Au Niger, la démocratie reste la seule issue face à l’échec des coups d’état

Une histoire politique marquée par des coups d’état sans lendemain
Depuis près de cinquante ans, le Niger oscille entre coups de force et transitions avortées. Du renversement de Hamani Diori en 1974 aux événements de Niamey en août 2026, en passant par les parenthèses Baré Maïnassara et Salou Djibo, le pays n’a jamais trouvé dans les armes la solution à ses crises. Cinq décennies de putschs n’ont fait qu’aggraver l’instabilité, sans jamais garantir sécurité, développement ou unité nationale.
Chaque junte promet un retour à l’ordre, une restauration de la dignité nationale.

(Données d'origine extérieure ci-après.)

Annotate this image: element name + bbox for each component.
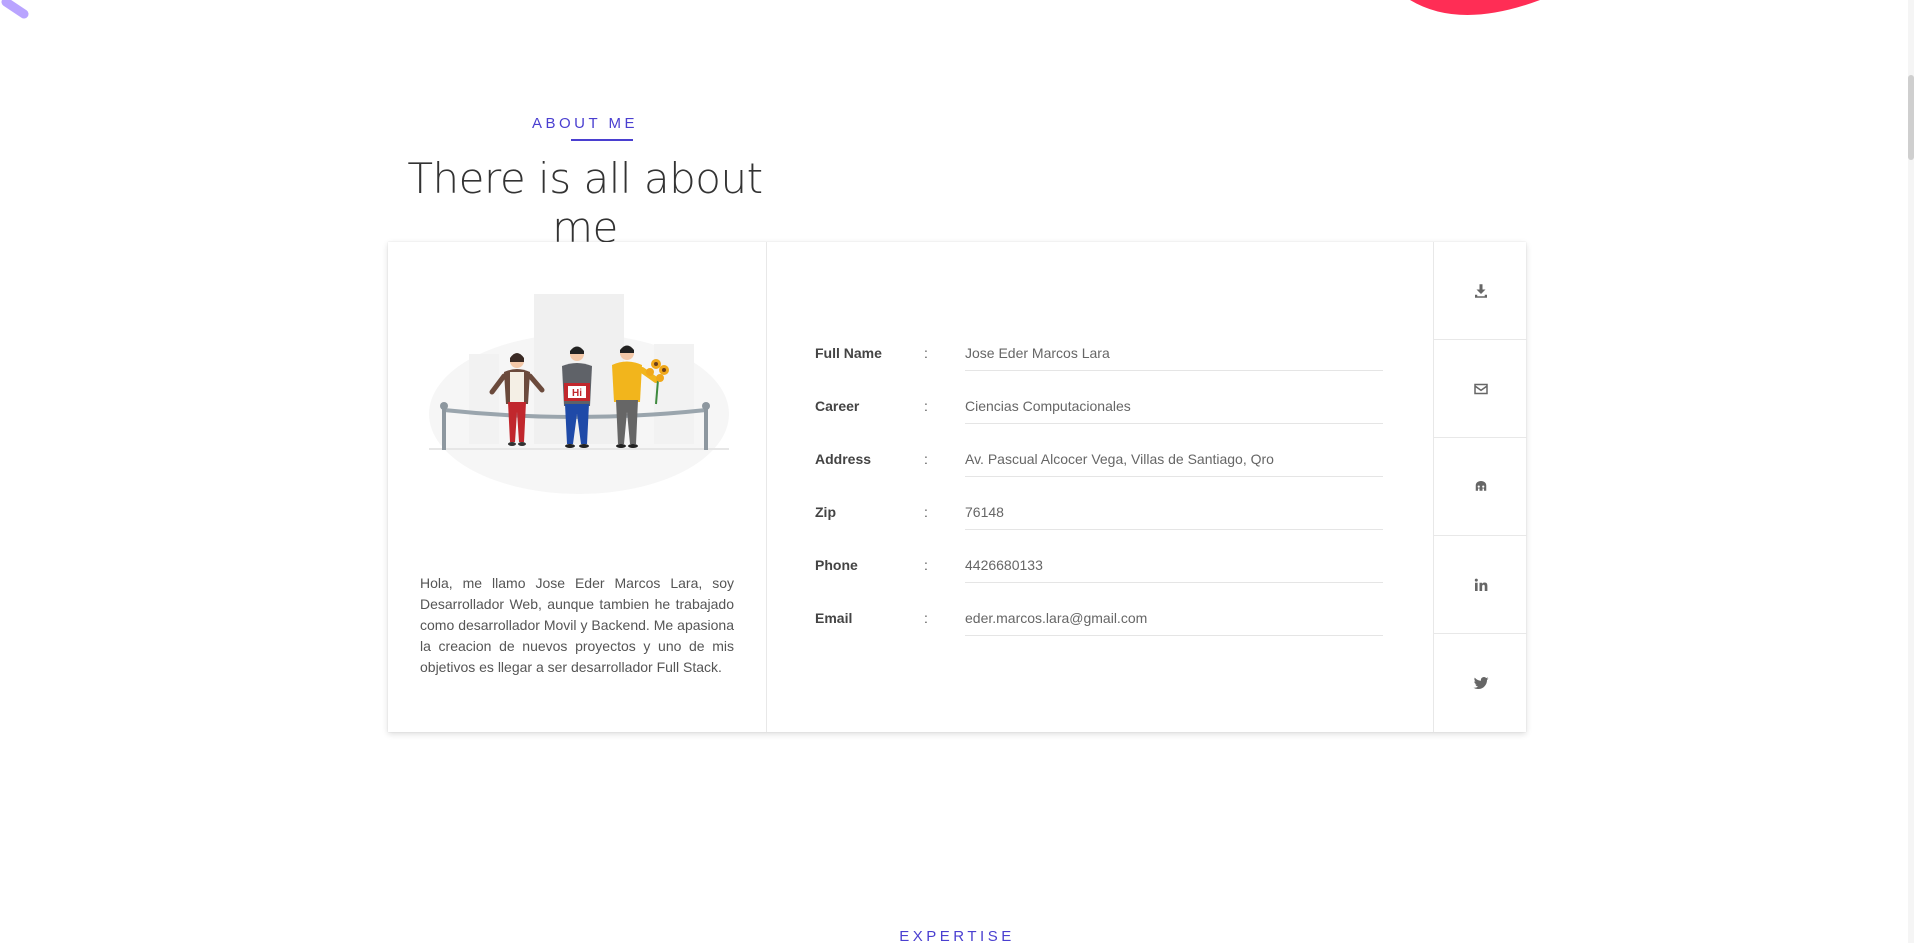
mail-icon bbox=[1473, 383, 1488, 394]
social-links-column bbox=[1433, 242, 1527, 732]
eyebrow-underline bbox=[571, 139, 633, 141]
page-title: There is all about me bbox=[407, 154, 763, 252]
info-divider bbox=[965, 529, 1383, 530]
info-row-zip: Zip : 76148 bbox=[767, 504, 1421, 557]
info-row-address: Address : Av. Pascual Alcocer Vega, Vill… bbox=[767, 451, 1421, 504]
info-divider bbox=[965, 476, 1383, 477]
info-divider bbox=[965, 370, 1383, 371]
download-icon bbox=[1474, 283, 1487, 298]
twitter-button[interactable] bbox=[1434, 634, 1527, 731]
illustration-sign-text: Hi bbox=[572, 388, 582, 399]
about-card: Hi Hola, me llamo Jose Eder Marcos Lara,… bbox=[388, 242, 1527, 732]
info-label: Career bbox=[815, 398, 860, 414]
twitter-icon bbox=[1473, 676, 1488, 689]
info-value: eder.marcos.lara@gmail.com bbox=[965, 610, 1148, 626]
next-section-eyebrow: EXPERTISE bbox=[899, 928, 1015, 945]
section-eyebrow: ABOUT ME bbox=[531, 115, 639, 132]
info-divider bbox=[965, 635, 1383, 636]
bio-text: Hola, me llamo Jose Eder Marcos Lara, so… bbox=[420, 575, 734, 675]
info-colon: : bbox=[924, 451, 928, 467]
team-illustration: Hi bbox=[429, 294, 729, 494]
info-label: Phone bbox=[815, 557, 858, 573]
decorative-shape-purple bbox=[1, 0, 29, 19]
decorative-shape-red bbox=[1410, 0, 1540, 15]
github-icon bbox=[1475, 480, 1486, 491]
info-colon: : bbox=[924, 557, 928, 573]
info-divider bbox=[965, 582, 1383, 583]
email-button[interactable] bbox=[1434, 340, 1527, 438]
info-colon: : bbox=[924, 504, 928, 520]
about-left-column: Hi Hola, me llamo Jose Eder Marcos Lara,… bbox=[388, 242, 767, 732]
personal-info-list: Full Name : Jose Eder Marcos Lara Career… bbox=[767, 242, 1421, 732]
info-row-full-name: Full Name : Jose Eder Marcos Lara bbox=[767, 345, 1421, 398]
scrollbar-thumb[interactable] bbox=[1908, 75, 1914, 160]
linkedin-icon bbox=[1474, 578, 1487, 591]
info-colon: : bbox=[924, 398, 928, 414]
linkedin-button[interactable] bbox=[1434, 536, 1527, 634]
info-value: Jose Eder Marcos Lara bbox=[965, 345, 1110, 361]
download-cv-button[interactable] bbox=[1434, 242, 1527, 340]
info-label: Zip bbox=[815, 504, 836, 520]
info-value: Av. Pascual Alcocer Vega, Villas de Sant… bbox=[965, 451, 1274, 467]
info-colon: : bbox=[924, 610, 928, 626]
github-button[interactable] bbox=[1434, 438, 1527, 536]
info-row-email: Email : eder.marcos.lara@gmail.com bbox=[767, 610, 1421, 663]
info-colon: : bbox=[924, 345, 928, 361]
info-label: Full Name bbox=[815, 345, 882, 361]
info-value: 4426680133 bbox=[965, 557, 1043, 573]
info-value: Ciencias Computacionales bbox=[965, 398, 1131, 414]
info-value: 76148 bbox=[965, 504, 1004, 520]
info-divider bbox=[965, 423, 1383, 424]
info-label: Address bbox=[815, 451, 872, 467]
info-row-phone: Phone : 4426680133 bbox=[767, 557, 1421, 610]
info-row-career: Career : Ciencias Computacionales bbox=[767, 398, 1421, 451]
info-label: Email bbox=[815, 610, 853, 626]
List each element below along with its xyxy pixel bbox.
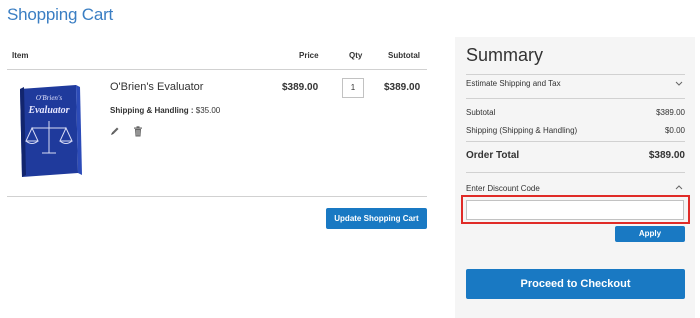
cart-table: Item Price Qty Subtotal O'Brien's Evalua… bbox=[7, 40, 427, 197]
divider bbox=[466, 98, 685, 99]
subtotal-line: Subtotal $389.00 bbox=[466, 108, 685, 117]
column-item: Item bbox=[12, 51, 29, 60]
estimate-shipping-label: Estimate Shipping and Tax bbox=[466, 79, 561, 88]
subtotal-label: Subtotal bbox=[466, 108, 496, 117]
discount-code-input[interactable] bbox=[466, 200, 684, 220]
subtotal-value: $389.00 bbox=[656, 108, 685, 117]
column-qty: Qty bbox=[349, 51, 363, 60]
pencil-icon[interactable] bbox=[110, 126, 120, 136]
item-actions bbox=[110, 126, 143, 137]
cart-table-header: Item Price Qty Subtotal bbox=[7, 40, 427, 70]
discount-label: Enter Discount Code bbox=[466, 184, 540, 193]
order-total-value: $389.00 bbox=[648, 150, 685, 161]
summary-title: Summary bbox=[466, 45, 544, 65]
product-name[interactable]: O'Brien's Evaluator bbox=[110, 81, 203, 93]
update-cart-button[interactable]: Update Shopping Cart bbox=[326, 208, 427, 229]
shipping-label: Shipping (Shipping & Handling) bbox=[466, 126, 578, 135]
option-value: $35.00 bbox=[195, 106, 221, 115]
estimate-shipping-toggle[interactable]: Estimate Shipping and Tax bbox=[466, 79, 685, 88]
divider bbox=[466, 141, 685, 142]
cart-item-row: O'Brien's Evaluator O'Brien's Evaluator … bbox=[7, 70, 427, 197]
shipping-line: Shipping (Shipping & Handling) $0.00 bbox=[466, 126, 685, 135]
book-cover-line2: Evaluator bbox=[27, 105, 69, 116]
proceed-to-checkout-button[interactable]: Proceed to Checkout bbox=[466, 269, 685, 299]
page-title: Shopping Cart bbox=[7, 5, 114, 24]
item-price: $389.00 bbox=[282, 82, 319, 93]
shipping-value: $0.00 bbox=[664, 126, 685, 135]
apply-discount-button[interactable]: Apply bbox=[615, 226, 685, 242]
trash-icon[interactable] bbox=[133, 126, 143, 137]
divider bbox=[466, 172, 685, 173]
column-subtotal: Subtotal bbox=[388, 51, 420, 60]
item-subtotal: $389.00 bbox=[384, 82, 421, 93]
chevron-up-icon bbox=[675, 185, 683, 190]
order-total-line: Order Total $389.00 bbox=[466, 150, 685, 161]
product-image[interactable]: O'Brien's Evaluator bbox=[12, 83, 82, 179]
product-option: Shipping & Handling : $35.00 bbox=[110, 106, 220, 115]
discount-toggle[interactable]: Enter Discount Code bbox=[466, 184, 685, 193]
summary-panel: Summary Estimate Shipping and Tax Subtot… bbox=[455, 37, 695, 318]
chevron-down-icon bbox=[675, 81, 683, 86]
option-label: Shipping & Handling : bbox=[110, 106, 194, 115]
quantity-input[interactable]: 1 bbox=[342, 78, 364, 98]
column-price: Price bbox=[299, 51, 319, 60]
order-total-label: Order Total bbox=[466, 150, 520, 161]
divider bbox=[466, 74, 685, 75]
book-cover-line1: O'Brien's bbox=[36, 94, 63, 102]
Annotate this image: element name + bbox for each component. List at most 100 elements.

Pourtant, ces transitions militaires s’éternisent, s’isolent et finissent par s’autodétruire. Les récents bouleversements ne sont pas une exception, mais le résultat inévitable d’un système qui se nourrit de l’illusion du « pouvoir fort ».
Le mirage du « pouvoir fort » et ses conséquences désastreuses
La croyance selon laquelle la force brute pourrait stabiliser le pays est une erreur profonde. L’histoire montre que lorsqu’un régime s’affranchit de l’ordre constitutionnel :
- L’armée se militarise : Transformée en champ de bataille politique, l’institution perd sa cohésion. Ses ressources, autrefois dédiées à la lutte antiterroriste ou à la protection des frontières, sont mobilisées pour surveiller les casernes et étouffer les dissidences internes.
- La souveraineté s’effrite : Privés de légitimité populaire et de structures institutionnelles stables, ces régimes finissent par chercher des soutiens extérieurs pour survivre. Les alliances opportunistes ou le recours à des mercenaires étrangers ne font que remplacer une dépendance par une autre, tout en sapant la cohésion nationale.
- Le contrat social se brise : Sans contre-pouvoirs, sans justice indépendante et sans liberté de la presse, le citoyen devient un simple spectateur de son propre destin. La colère, d’abord silencieuse, finit toujours par alimenter de nouvelles rébellions.
La démocratie, une nécessité, pas un luxe
Face à cette spirale de violences, la démocratie n’est ni un cadeau étranger ni une faiblesse : c’est le seul cadre capable d’éviter l’effusion de sang tout en assurant la continuité de l’État.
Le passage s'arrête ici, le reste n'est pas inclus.